I fear inanity.
Inanity is what can make any and every piece of work a writer writes completely irrelevant.
Such as this: There's a guy about twelve feet from me whose nose is only about eight inches from the LCD monitor of the university workstation he's at.
See? That was flavorless. But how about this?
Not only that, He's got a goofy non-hairdo, frizzy curls in the front--clearly unintentional, and flat in back, also unintentional, glasses, a hilarious black-and-white floral print shirt, and every couple of minutes he does a chicken-like head bob.
Now, that's better, isn't it?
I just savagely made fun of an unknown colleague. Well, Jesus didn't have a blog.
Today my mp3 player absolutely burned the hell out of my finger when I touched it after somehow having shorted out the battery. I quickly yanked the small machine open and relieved it of its shortness.
If I flip you off, you'll see the blister. But since I don't normally make obscene hand gestures, you probably won't get to view the damage that easily. Or at least not by pissing me off.
I ebayed an Archos Multimedia 20 a bit ago. It's supposed to be essentially the same thing as my current Archos, but with the added functionqality of being able to play .avi movies, .jpg photos, and .wav sound files. Plus it has a color LCD instead of the monochrome, green-backlit unit that I'm used to.
In short, I don't much like the user experience on the Multimedia version. I use open source firmware on the Jukebox called Rockbox, and it suits me well. Rockbox isn't available for Archos' Multimedia models, and that's a shame, plain and simple.
So I'm not keeping the Multimedia. I'm not. Yeah, it's nice, but usability is a big deal to me. I was going to sell the Jukebox, but no more.

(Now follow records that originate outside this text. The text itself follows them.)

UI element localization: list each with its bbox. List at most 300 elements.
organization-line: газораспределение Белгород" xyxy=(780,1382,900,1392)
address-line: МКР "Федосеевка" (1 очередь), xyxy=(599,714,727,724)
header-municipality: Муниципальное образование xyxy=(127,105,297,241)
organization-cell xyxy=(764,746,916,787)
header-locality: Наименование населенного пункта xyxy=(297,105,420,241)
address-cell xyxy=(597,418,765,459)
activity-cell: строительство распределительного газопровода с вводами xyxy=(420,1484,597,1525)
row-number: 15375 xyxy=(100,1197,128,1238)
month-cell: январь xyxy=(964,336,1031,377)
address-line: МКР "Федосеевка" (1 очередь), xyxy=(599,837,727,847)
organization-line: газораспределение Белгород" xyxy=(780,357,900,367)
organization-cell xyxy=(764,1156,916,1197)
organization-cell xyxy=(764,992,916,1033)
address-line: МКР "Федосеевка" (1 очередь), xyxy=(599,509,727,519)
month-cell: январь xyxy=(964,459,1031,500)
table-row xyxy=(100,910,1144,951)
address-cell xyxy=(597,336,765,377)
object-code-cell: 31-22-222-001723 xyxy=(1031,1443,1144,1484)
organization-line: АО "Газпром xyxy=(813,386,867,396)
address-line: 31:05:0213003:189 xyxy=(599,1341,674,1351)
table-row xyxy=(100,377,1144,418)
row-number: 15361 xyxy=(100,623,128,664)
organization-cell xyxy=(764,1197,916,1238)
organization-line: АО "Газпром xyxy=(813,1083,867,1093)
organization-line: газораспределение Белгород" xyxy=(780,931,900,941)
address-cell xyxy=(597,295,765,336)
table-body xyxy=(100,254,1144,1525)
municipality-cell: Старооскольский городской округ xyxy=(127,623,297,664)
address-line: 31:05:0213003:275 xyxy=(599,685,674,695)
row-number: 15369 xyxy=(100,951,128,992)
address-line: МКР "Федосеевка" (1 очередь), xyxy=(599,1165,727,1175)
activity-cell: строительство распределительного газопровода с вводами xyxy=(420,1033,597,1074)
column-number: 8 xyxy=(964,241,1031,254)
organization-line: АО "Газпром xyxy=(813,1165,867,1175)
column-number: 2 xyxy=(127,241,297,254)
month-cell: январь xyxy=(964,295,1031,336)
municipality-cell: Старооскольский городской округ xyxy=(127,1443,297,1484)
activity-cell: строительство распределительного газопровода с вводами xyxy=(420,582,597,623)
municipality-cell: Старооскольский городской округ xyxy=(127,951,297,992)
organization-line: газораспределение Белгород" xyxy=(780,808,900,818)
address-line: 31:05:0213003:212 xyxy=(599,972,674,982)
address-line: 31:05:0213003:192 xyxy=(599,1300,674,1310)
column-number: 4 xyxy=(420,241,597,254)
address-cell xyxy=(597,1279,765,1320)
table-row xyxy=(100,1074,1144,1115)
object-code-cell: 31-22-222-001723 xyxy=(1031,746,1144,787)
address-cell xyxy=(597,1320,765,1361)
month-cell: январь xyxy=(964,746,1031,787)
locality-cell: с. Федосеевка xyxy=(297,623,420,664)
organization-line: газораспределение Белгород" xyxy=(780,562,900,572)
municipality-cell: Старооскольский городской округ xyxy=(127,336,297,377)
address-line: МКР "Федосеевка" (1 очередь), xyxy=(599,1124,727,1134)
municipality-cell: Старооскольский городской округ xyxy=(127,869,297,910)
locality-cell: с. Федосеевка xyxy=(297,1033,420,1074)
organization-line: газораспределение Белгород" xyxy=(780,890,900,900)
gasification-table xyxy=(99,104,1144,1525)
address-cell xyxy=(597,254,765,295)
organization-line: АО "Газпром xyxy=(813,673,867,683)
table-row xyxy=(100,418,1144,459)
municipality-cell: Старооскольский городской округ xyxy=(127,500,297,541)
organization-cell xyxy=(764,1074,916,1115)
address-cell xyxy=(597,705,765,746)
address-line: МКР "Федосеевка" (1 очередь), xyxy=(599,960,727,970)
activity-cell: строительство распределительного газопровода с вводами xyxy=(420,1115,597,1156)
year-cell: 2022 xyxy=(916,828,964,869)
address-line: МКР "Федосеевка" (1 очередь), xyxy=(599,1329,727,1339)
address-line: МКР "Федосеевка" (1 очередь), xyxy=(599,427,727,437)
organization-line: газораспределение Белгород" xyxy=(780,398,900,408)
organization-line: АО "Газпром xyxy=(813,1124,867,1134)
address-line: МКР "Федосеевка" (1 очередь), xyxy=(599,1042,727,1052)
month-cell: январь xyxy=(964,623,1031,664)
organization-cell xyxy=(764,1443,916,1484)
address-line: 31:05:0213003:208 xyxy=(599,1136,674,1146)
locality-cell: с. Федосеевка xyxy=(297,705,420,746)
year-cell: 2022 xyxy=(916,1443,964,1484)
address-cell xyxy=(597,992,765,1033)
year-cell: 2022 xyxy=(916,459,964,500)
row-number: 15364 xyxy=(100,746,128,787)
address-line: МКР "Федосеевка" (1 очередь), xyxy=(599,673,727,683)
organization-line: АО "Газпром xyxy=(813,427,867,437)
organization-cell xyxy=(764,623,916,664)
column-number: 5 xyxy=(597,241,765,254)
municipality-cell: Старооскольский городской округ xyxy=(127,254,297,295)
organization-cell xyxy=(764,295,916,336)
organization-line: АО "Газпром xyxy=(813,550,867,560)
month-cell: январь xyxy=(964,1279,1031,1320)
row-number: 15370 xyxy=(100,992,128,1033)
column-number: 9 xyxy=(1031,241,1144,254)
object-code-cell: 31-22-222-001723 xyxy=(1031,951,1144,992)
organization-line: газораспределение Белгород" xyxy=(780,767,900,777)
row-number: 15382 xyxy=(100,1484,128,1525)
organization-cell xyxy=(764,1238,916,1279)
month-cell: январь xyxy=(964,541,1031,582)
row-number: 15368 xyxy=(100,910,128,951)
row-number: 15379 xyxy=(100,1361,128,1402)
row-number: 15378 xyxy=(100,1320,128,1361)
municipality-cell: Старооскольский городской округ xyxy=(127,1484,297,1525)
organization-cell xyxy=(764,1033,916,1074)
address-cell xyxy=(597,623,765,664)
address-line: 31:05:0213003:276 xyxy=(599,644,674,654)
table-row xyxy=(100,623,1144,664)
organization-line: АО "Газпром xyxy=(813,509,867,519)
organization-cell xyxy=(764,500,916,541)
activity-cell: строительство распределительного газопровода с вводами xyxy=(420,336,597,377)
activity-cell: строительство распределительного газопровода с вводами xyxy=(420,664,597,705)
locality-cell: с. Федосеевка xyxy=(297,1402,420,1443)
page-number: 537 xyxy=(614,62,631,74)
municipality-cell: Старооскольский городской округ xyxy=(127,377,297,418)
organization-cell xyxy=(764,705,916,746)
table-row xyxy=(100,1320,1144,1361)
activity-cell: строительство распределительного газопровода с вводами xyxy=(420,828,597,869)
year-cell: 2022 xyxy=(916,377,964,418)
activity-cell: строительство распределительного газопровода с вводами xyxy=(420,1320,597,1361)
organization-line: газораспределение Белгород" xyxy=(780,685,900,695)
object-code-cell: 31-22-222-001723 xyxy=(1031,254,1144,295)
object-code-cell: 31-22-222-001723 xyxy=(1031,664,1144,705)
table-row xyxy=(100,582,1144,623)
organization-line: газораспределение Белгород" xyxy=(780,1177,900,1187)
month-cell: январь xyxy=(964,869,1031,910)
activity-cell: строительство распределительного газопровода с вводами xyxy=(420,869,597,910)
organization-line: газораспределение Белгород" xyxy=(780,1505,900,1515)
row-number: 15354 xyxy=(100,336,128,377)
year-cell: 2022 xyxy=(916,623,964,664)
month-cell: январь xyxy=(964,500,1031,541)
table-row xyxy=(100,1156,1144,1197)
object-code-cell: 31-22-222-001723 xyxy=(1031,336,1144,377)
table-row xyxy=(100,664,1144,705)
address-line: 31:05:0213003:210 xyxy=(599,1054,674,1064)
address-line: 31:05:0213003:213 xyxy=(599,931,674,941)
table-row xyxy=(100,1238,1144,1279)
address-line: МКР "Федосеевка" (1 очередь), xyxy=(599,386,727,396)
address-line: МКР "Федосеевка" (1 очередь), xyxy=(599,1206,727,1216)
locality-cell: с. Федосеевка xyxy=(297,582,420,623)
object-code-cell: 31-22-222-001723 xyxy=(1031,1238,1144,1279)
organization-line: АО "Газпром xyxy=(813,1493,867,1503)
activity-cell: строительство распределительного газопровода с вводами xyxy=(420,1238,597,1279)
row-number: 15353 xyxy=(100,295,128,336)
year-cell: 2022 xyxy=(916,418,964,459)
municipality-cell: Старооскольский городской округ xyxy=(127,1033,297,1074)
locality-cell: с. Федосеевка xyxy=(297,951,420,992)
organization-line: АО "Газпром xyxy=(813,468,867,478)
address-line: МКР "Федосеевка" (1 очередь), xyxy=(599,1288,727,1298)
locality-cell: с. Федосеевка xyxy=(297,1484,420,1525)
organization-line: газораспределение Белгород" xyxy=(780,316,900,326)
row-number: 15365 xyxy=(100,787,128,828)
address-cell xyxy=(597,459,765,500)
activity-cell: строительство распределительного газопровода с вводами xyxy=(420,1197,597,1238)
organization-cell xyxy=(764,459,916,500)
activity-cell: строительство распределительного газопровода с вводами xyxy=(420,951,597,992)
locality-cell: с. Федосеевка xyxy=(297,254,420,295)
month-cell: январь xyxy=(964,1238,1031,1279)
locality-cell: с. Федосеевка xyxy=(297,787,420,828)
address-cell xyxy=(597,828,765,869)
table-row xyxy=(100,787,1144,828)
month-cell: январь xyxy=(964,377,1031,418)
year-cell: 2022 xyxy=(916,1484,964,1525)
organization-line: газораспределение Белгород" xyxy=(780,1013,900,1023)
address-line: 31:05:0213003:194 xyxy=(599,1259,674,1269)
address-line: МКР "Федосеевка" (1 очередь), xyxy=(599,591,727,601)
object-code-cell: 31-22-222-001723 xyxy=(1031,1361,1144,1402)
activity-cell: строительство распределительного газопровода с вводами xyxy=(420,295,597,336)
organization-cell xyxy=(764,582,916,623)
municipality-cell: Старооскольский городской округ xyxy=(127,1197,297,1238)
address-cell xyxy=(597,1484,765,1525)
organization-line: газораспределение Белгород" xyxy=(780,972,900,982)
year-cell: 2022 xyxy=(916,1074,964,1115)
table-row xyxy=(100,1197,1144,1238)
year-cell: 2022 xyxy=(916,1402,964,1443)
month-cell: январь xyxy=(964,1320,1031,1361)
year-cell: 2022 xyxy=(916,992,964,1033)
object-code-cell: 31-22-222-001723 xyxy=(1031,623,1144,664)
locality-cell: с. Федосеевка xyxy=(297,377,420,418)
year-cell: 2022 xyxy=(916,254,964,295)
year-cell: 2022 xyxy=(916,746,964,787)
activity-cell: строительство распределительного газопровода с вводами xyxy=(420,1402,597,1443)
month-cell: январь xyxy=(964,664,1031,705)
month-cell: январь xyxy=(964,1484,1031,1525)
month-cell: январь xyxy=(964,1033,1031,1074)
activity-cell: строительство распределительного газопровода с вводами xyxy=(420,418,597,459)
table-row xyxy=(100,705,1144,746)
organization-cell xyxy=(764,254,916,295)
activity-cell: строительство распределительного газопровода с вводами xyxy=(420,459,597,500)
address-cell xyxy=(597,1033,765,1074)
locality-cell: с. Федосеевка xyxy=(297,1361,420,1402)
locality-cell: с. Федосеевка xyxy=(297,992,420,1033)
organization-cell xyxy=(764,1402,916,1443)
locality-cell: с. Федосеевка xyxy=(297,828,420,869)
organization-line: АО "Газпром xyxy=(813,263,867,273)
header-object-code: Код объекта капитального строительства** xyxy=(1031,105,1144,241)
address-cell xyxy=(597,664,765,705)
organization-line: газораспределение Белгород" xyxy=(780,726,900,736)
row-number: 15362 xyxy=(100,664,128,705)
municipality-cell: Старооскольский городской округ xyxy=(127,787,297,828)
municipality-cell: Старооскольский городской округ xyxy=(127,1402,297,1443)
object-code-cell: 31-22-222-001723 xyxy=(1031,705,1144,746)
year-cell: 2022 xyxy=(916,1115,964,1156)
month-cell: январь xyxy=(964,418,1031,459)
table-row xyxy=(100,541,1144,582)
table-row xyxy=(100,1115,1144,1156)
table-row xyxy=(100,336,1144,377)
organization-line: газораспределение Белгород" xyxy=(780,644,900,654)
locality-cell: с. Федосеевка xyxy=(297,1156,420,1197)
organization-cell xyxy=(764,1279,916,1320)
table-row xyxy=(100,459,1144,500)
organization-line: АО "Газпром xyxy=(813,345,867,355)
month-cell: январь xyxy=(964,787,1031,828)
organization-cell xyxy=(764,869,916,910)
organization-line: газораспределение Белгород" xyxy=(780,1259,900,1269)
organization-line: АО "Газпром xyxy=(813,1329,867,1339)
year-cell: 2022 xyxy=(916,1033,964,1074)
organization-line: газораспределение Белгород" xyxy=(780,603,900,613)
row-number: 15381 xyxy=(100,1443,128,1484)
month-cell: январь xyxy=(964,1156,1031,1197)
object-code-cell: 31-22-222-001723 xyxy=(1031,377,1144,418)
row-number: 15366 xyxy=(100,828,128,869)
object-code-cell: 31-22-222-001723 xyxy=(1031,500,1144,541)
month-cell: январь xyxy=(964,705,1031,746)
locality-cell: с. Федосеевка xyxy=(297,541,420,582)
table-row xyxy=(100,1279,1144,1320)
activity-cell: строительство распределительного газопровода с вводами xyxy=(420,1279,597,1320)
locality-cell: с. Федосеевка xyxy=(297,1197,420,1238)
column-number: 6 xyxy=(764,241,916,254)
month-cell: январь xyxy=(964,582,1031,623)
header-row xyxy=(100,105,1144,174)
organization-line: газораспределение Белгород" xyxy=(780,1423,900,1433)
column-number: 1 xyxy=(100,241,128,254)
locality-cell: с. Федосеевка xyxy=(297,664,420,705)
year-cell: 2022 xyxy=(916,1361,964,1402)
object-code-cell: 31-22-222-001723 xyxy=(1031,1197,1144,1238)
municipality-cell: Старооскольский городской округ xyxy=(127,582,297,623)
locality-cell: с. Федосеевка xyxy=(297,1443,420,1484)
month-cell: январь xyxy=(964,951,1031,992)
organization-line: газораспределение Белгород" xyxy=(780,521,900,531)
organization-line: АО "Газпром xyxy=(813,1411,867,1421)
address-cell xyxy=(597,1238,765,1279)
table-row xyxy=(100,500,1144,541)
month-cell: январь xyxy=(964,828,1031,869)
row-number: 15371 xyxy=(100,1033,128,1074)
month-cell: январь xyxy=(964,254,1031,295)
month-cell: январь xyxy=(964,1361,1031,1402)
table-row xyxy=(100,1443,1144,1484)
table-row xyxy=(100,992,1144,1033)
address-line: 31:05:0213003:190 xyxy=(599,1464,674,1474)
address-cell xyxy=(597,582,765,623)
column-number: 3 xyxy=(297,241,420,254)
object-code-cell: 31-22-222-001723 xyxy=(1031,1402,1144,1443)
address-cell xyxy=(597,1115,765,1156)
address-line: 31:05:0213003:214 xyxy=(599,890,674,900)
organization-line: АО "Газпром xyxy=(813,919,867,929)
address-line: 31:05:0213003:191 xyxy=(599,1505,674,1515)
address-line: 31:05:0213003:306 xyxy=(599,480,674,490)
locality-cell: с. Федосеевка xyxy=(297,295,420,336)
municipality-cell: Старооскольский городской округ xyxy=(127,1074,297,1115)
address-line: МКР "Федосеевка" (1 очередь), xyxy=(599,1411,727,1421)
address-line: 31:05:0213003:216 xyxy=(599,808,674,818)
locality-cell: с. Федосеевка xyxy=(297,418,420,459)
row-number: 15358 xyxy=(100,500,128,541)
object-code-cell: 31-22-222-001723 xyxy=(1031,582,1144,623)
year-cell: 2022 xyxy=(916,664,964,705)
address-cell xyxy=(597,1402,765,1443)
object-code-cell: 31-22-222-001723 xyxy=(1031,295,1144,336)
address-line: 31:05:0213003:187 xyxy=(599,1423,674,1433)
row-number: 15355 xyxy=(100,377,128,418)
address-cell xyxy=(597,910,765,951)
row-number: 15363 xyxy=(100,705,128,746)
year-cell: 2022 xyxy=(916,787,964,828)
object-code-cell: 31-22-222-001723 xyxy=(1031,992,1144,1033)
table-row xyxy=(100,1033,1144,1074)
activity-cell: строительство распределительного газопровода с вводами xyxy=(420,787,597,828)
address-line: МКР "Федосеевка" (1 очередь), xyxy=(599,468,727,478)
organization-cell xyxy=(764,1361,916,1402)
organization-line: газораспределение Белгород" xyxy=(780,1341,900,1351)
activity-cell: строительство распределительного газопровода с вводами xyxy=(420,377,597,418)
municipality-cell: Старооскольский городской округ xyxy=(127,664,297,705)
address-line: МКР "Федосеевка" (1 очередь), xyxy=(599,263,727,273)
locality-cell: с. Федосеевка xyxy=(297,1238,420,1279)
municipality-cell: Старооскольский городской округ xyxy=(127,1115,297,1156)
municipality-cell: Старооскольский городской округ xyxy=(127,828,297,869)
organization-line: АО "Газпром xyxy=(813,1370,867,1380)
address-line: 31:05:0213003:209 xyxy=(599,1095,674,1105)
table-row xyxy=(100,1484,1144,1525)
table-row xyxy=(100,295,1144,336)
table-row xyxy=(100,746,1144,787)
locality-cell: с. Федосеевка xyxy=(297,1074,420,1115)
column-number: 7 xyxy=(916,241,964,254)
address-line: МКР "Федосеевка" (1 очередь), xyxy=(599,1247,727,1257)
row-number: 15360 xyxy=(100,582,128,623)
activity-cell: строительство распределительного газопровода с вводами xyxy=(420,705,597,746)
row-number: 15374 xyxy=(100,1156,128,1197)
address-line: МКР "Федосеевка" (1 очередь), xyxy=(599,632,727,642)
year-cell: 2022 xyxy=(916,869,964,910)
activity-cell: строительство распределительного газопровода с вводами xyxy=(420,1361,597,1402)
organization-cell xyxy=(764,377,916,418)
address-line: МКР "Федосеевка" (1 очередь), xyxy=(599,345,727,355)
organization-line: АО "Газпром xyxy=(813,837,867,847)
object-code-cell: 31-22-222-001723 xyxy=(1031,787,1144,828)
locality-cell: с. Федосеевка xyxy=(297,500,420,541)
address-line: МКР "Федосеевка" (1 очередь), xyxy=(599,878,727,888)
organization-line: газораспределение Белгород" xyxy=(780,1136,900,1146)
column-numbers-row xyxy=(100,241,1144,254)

Oh, and I fixed the battery short. Man, I hate that kind of crap. I was just changing out a hard drive.
Speaking of which, when are mp3 players going to become standard and mainstream enough that a technically oriented person can just pop it open and change out the hard drive or battery?
Honestly, I've got a Toshiba Tablet PC. Let me tell you, that thing is masterfully designed. It's super compact, and yet getting the hard drive out is a piece of cake. Need to get to the RAM or wireless card? Fine, you'll have to get under the keyboard, but for a sufficiently advanced technician, that's no problem. And the whole machine is sturdier than cheap toilet paper.
Archos, on the other hand, designs their products with an eye toward fragility and complexity. Change out the hard drive? No problem, you've got two choices: 1). Unsolder the whole damned unit open and simply unplug the drive and plug the new one in. This method gets old really quickly. 2). Bend the upper portion of the unit's chassis to allow clearance for the drive to slide out. Hang on...those are the options? Solder it open or bend the chassis? There weren't any better ideas?
I just can't believe that none of the Archos engineers said in a meeting 'Hey, what if we found a way to access the hard drive without compromising the structural integrity of the whole device? Think it's worth spending ten minutes of design time on?'
I'm good personal friends with an engineer, and I don't buy the ages-old argument that all engineers are born and raised in Satan's left nostril and fall out only to begin their careers.
I think the poor design decisions in this case are the fault of a pointy-haired-boss type.
At any rate, were I a powerful person at NEC, Toshiba, Sony, Dell, Compaq, or Palm, I would get some people right to work on a friendlier hard drive based mp3 player.
Batteries, even rechargeable ones, need to be easy to replace and almost short proof. Hard drives need to be accessible to advanced users who are going to tinker whether it's easy or hard to do.
If for no other reason, these things should be implemented to make in-house RMA repairs faster and more cost efficient. Hard drives will head crash, you know.
Anyway, I gotta go.
Oh, anyone wondering about Eric's dearth of posts will be pointed to the fact that Comcast has been lying to him. They keep pushing back the availability date of digital cable in his neighborhood.